I signed. I took the check the next day to the Board of Trade and that made all the difference. Eventually, I left the Board of Trade with enough Johnny to buy the local radio stations and the local weekly newspaper. It was the latter that almost put us in a position to again wait for Allstate to knock on the door.
I don’t know what this experience shows the three or four of you who read my blog. I don’t know what it shows me or if there’s a general moral to the story. There isn’t. Sometimes a woman knocks at your door with a three thousand dollar check, and sometimes she doesn’t. It was a miracle of sorts.
Later that day, I went on the roof and looked for the damage. There were these little marks, like liver spots on skin. I had a roofer come out. He wanted to replace the whole roof for four grand. That was out of the question. But he did say something that caught my interest –
“You’re probably good for another five years, though, if you do nothing. Those are just nicks on the shingles. They’ll hold for a while.”
Nicks on the shingles. Music to my ears.
Sometimes you take the world by the balls,
and sometimes the world takes you by the balls.
What’s it gonna be?
Alexis wasn’t too happy that I was taking the three grand to the Board of Trade again. We were living in a small home with kids and one car. We didn’t have a washer and dryer. Alexis sits on the bench now and lawyers call her “judge.” But there was a time when, pregnant, she had to set Jeanie on top of a pile of clothes and wheel her to the Laundromat. I think of this image now and I smile.
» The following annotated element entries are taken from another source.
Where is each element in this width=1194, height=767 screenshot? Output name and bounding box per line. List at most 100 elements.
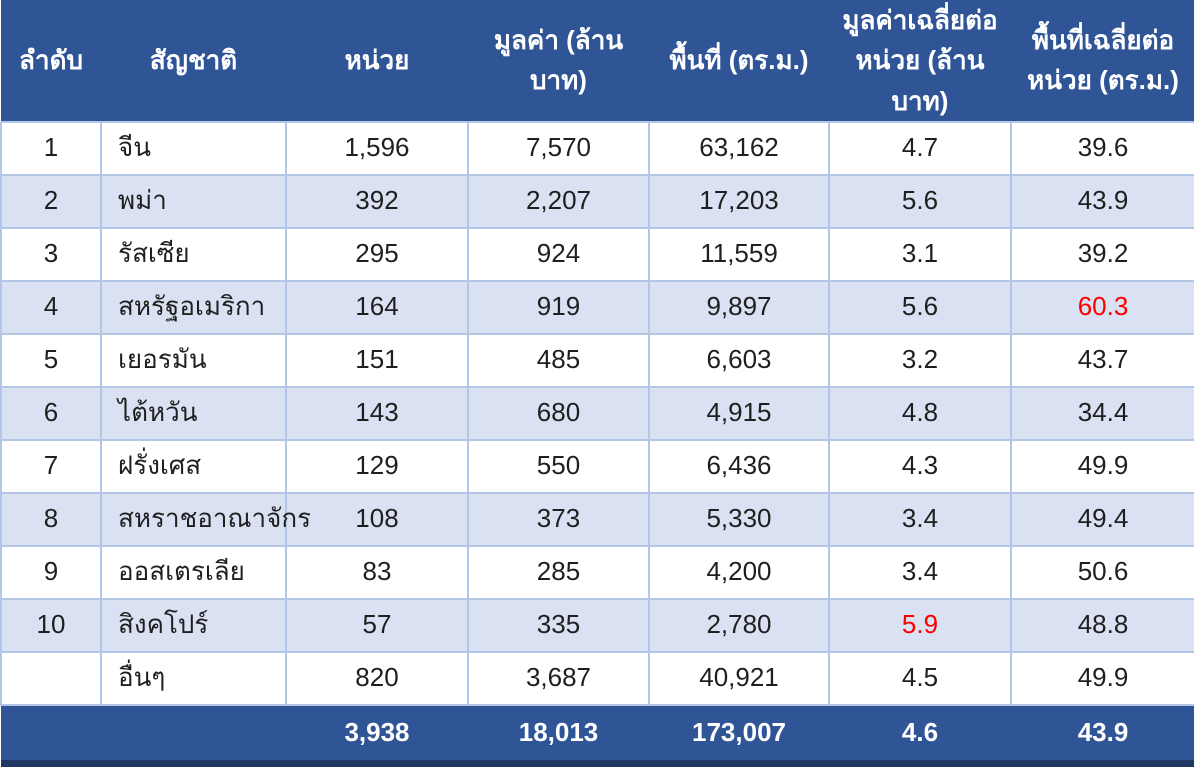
cell-area: 6,603 [648, 332, 830, 388]
cell-value: 2,207 [467, 173, 650, 229]
cell-rank: 3 [0, 226, 102, 282]
cell-nationality: รัสเซีย [100, 226, 287, 282]
cell-area: 5,330 [648, 491, 830, 547]
cell-avg-value: 3.4 [828, 544, 1012, 600]
total-cell-rank [1, 704, 101, 767]
cell-area: 40,921 [648, 650, 830, 706]
col-header-value: มูลค่า (ล้านบาท) [468, 0, 649, 122]
cell-nationality: อื่นๆ [100, 650, 287, 706]
col-header-rank: ลำดับ [1, 0, 101, 122]
cell-rank: 8 [0, 491, 102, 547]
cell-avg-value: 5.6 [828, 173, 1012, 229]
table-row: 1 จีน 1,596 7,570 63,162 4.7 39.6 [0, 120, 1194, 176]
col-header-units: หน่วย [286, 0, 468, 122]
cell-value: 924 [467, 226, 650, 282]
cell-units: 820 [285, 650, 469, 706]
cell-rank: 9 [0, 544, 102, 600]
cell-rank: 2 [0, 173, 102, 229]
cell-avg-area: 39.6 [1010, 120, 1194, 176]
total-cell-nationality [101, 704, 286, 767]
cell-avg-value: 4.5 [828, 650, 1012, 706]
table-row-others: อื่นๆ 820 3,687 40,921 4.5 49.9 [0, 650, 1194, 706]
header-line-2: หน่วย (ล้านบาท) [855, 45, 985, 116]
cell-avg-area: 48.8 [1010, 597, 1194, 653]
cell-units: 108 [285, 491, 469, 547]
cell-units: 1,596 [285, 120, 469, 176]
cell-value: 919 [467, 279, 650, 335]
cell-avg-value: 4.3 [828, 438, 1012, 494]
total-row: 3,938 18,013 173,007 4.6 43.9 [1, 704, 1194, 767]
table-header: ลำดับ สัญชาติ หน่วย มูลค่า (ล้านบาท) พื้… [1, 0, 1194, 122]
header-row: ลำดับ สัญชาติ หน่วย มูลค่า (ล้านบาท) พื้… [1, 0, 1194, 122]
total-cell-value: 18,013 [468, 704, 649, 767]
cell-value: 7,570 [467, 120, 650, 176]
cell-rank: 6 [0, 385, 102, 441]
total-cell-area: 173,007 [649, 704, 829, 767]
cell-avg-area: 43.7 [1010, 332, 1194, 388]
cell-area: 11,559 [648, 226, 830, 282]
cell-rank: 5 [0, 332, 102, 388]
header-line-1: มูลค่าเฉลี่ยต่อ [842, 5, 998, 35]
cell-rank: 4 [0, 279, 102, 335]
table-row: 3 รัสเซีย 295 924 11,559 3.1 39.2 [0, 226, 1194, 282]
cell-area: 2,780 [648, 597, 830, 653]
cell-avg-value: 3.1 [828, 226, 1012, 282]
table-row: 7 ฝรั่งเศส 129 550 6,436 4.3 49.9 [0, 438, 1194, 494]
cell-nationality: สหราชอาณาจักร [100, 491, 311, 547]
col-header-area: พื้นที่ (ตร.ม.) [649, 0, 829, 122]
header-line-1: พื้นที่เฉลี่ยต่อ [1031, 25, 1175, 56]
cell-rank [0, 650, 102, 706]
cell-value: 285 [467, 544, 650, 600]
cell-units: 392 [285, 173, 469, 229]
cell-nationality: สหรัฐอเมริกา [100, 279, 287, 335]
col-header-avg-area-per-unit: พื้นที่เฉลี่ยต่อ หน่วย (ตร.ม.) [1011, 0, 1194, 122]
table-row: 6 ไต้หวัน 143 680 4,915 4.8 34.4 [0, 385, 1194, 441]
cell-units: 57 [285, 597, 469, 653]
cell-value: 550 [467, 438, 650, 494]
cell-value: 3,687 [467, 650, 650, 706]
cell-units: 129 [285, 438, 469, 494]
cell-nationality: จีน [100, 120, 287, 176]
cell-rank: 1 [0, 120, 102, 176]
total-cell-units: 3,938 [286, 704, 468, 767]
cell-value: 485 [467, 332, 650, 388]
cell-area: 4,200 [648, 544, 830, 600]
cell-avg-area: 49.4 [1010, 491, 1194, 547]
cell-units: 295 [285, 226, 469, 282]
total-cell-avg-area: 43.9 [1011, 704, 1194, 767]
cell-avg-value: 4.8 [828, 385, 1012, 441]
cell-area: 17,203 [648, 173, 830, 229]
cell-avg-area: 49.9 [1010, 650, 1194, 706]
table-row: 5 เยอรมัน 151 485 6,603 3.2 43.7 [0, 332, 1194, 388]
cell-area: 63,162 [648, 120, 830, 176]
cell-avg-area: 39.2 [1010, 226, 1194, 282]
table-row: 10 สิงคโปร์ 57 335 2,780 5.9 48.8 [0, 597, 1194, 653]
cell-value: 335 [467, 597, 650, 653]
cell-area: 6,436 [648, 438, 830, 494]
cell-avg-value: 5.6 [828, 279, 1012, 335]
cell-avg-value: 3.4 [828, 491, 1012, 547]
table-body: 1 จีน 1,596 7,570 63,162 4.7 39.6 2 พม่า… [0, 120, 1194, 767]
cell-value: 680 [467, 385, 650, 441]
cell-avg-area: 50.6 [1010, 544, 1194, 600]
cell-units: 164 [285, 279, 469, 335]
cell-avg-value: 4.7 [828, 120, 1012, 176]
cell-rank: 10 [0, 597, 102, 653]
cell-nationality: ฝรั่งเศส [100, 438, 287, 494]
cell-area: 9,897 [648, 279, 830, 335]
table-row: 8 สหราชอาณาจักร 108 373 5,330 3.4 49.4 [0, 491, 1194, 547]
cell-nationality: ออสเตรเลีย [100, 544, 287, 600]
cell-units: 143 [285, 385, 469, 441]
cell-avg-area: 49.9 [1010, 438, 1194, 494]
table-row: 9 ออสเตรเลีย 83 285 4,200 3.4 50.6 [0, 544, 1194, 600]
cell-area: 4,915 [648, 385, 830, 441]
col-header-avg-value-per-unit: มูลค่าเฉลี่ยต่อ หน่วย (ล้านบาท) [829, 0, 1011, 122]
cell-avg-value-highlighted: 5.9 [828, 597, 1012, 653]
cell-value: 373 [467, 491, 650, 547]
table-row: 4 สหรัฐอเมริกา 164 919 9,897 5.6 60.3 [0, 279, 1194, 335]
cell-units: 151 [285, 332, 469, 388]
cell-nationality: สิงคโปร์ [100, 597, 287, 653]
header-line-2: หน่วย (ตร.ม.) [1027, 65, 1179, 96]
cell-rank: 7 [0, 438, 102, 494]
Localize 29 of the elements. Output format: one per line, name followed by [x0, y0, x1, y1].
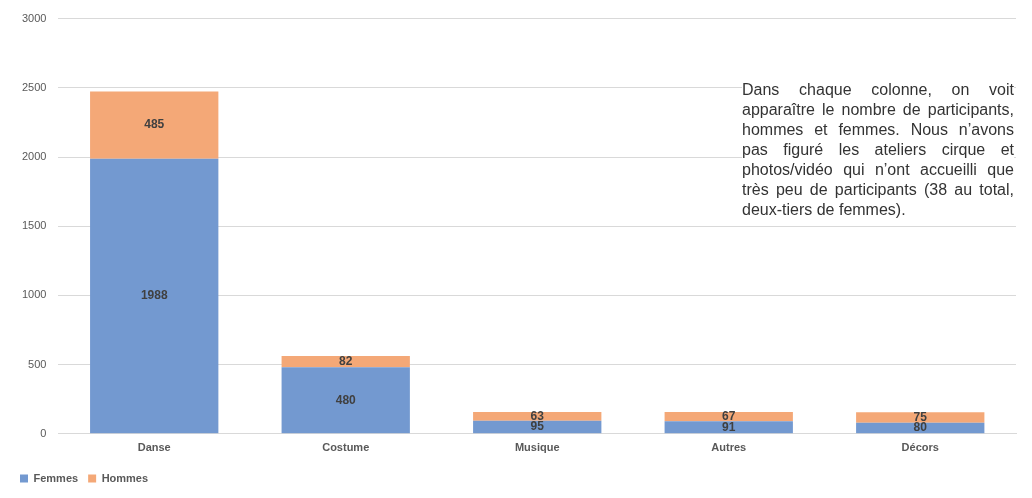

There’s my pregnant wife, walking, with our little two year old in a wagon. There’s our dirty clothes. There’s our past. I sure as hell hope it’s never our future again.
I live a life of risk and reward. I have, except for stints as a construction laborer and a group home counselor, worked for myself. I started a sprinkler company and I owned a newspaper. I sold Kool-Aid on the corner and I run my own radio stations. I had a paper route and now I’m starting a new media adventure. I can’t tell you what it is or I’d have to hit delete on the keyboard and there would be nothing left to remember.
Like Alexis pulling a red wagon full of dirty clothes and love. These are things that you think about in the middle of the night when you can’t sleep.